The consensus is that rFVIIa reduces bleeding after cardiac surgery, as evidenced by a reduction in chest tube drainage and red cell and component therapy transfusion rates. Some authors have found that these effects are more sustained with increasing rFVIIa doses. There is also evidence that rates of surgical re-exploration for bleeding are reduced [11,12]. However the majority of trials have been underpowered, whilst case reports and series are subject to positive reporting and publication bias.

Adverse Events

Since cardiopulmonary bypass may upregulate the expression of systemic tissue factor, the main focus of concern has been inappropriate thrombosis associated with rFVIIa use in the cardiac surgical setting. Interestingly, the incidence of adverse thrombotic events is almost zero in the paediatric population. This may have something to do with their naive vascular endothelium. Observational uncontrolled data from the US Food and Drug Administration adverse event reporting system reveals an alarming 1 in 50 thromboembolic complication rate (associated with a 0.5% mortality) when “off label” rFVIIa is used in a diverse range of patients [13]. In cardiac surgery, mortality and complication rates of patients who have failed to respond to standard transfusion therapy and then received rFVIIa are within range of 19% to 40%. The lack of control patients in most of these case series makes it difficult to determine whether the reported adverse events are related to the administration of rFVIIa or the critical unstable condition of patients when they received rFVIIa [14,15,16,17]. When rFVIIa has been used on a compassionate basis to reduce uncontrolled bleeding in 51 patients after cardiac surgery, propensity matching techniques to adjust for baseline risks demonstrated that the rates of serious adverse events were equivalent [18]. In a group of patients with very high risk of stroke, a matched analysis of patients receiving rFVIIa after major ascending and aortic arch reconstructive surgery suggested stroke rates were equal [19]. A recent multicentre randomized clinical trial of rFVIIa in patients actively bleeding after cardiac surgery showed a non-significant trend to an increase in the rates of thromboembolic complications.
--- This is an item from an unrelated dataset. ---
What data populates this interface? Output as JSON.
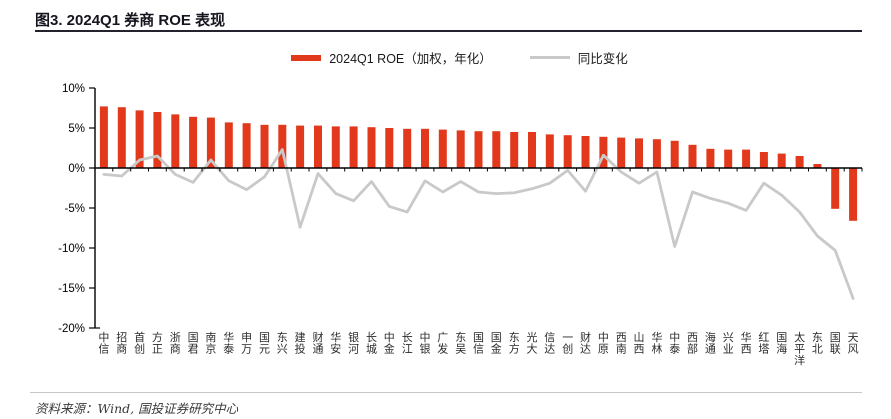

This trial demonstrated a 50 % reduction in reoperation rates for bleeding and as expected a marked dose-dependant decrease in transfusion rates in those patients randomized to rFVIIa [11].

Discussion

There appears to be general agreement that rFVIIa has the potential to reduce bleeding, blood product administration and re-operation rates post-cardiac surgery. However, these are not outcomes in themselves, and the true risks of its use in this setting remain to be elucidated, especially when it is administered with other potent pro-haemostatic agents. The under-powering of trials performed to date mean that differentiation between adverse events arising specifically from rFVIIa use, and arising generally from the critical condition of those receiving is currently impossible. There has also been a lack of longer-term follow-up in studies in this context. Thus, it remains to be seen whether rFVIIa use may reduce the mid- to late-term complications of red cell transfusion, such as pulmonary dysfunction and sepsis. There is currently no consensus on the appropriate “off-label” dose of rFVIIa. Since the thrombin-generation response to VIIa depends on the availability of other coagulation factors and platelets, it would seem that the ‘optimal’ rFVIIa dose will vary according to the degree of transfusion of other blood products. This will need to be accounted for when planning future studies. Given the uncontested efficacy of rFVIIa in preventing and reducing bleeding and transfusion, it’s “off label” use is likely to continue.

Clinicians must be aware of both the potential risk and benefits when using this potent thrombin-generating agent. It is our institutional practice to use it in the operating room at a dose of 90 mcg/Kg to ensure there is no obvious correctable surgical source of blood loss, and to be certain that bleeding has stopped before the chest is closed.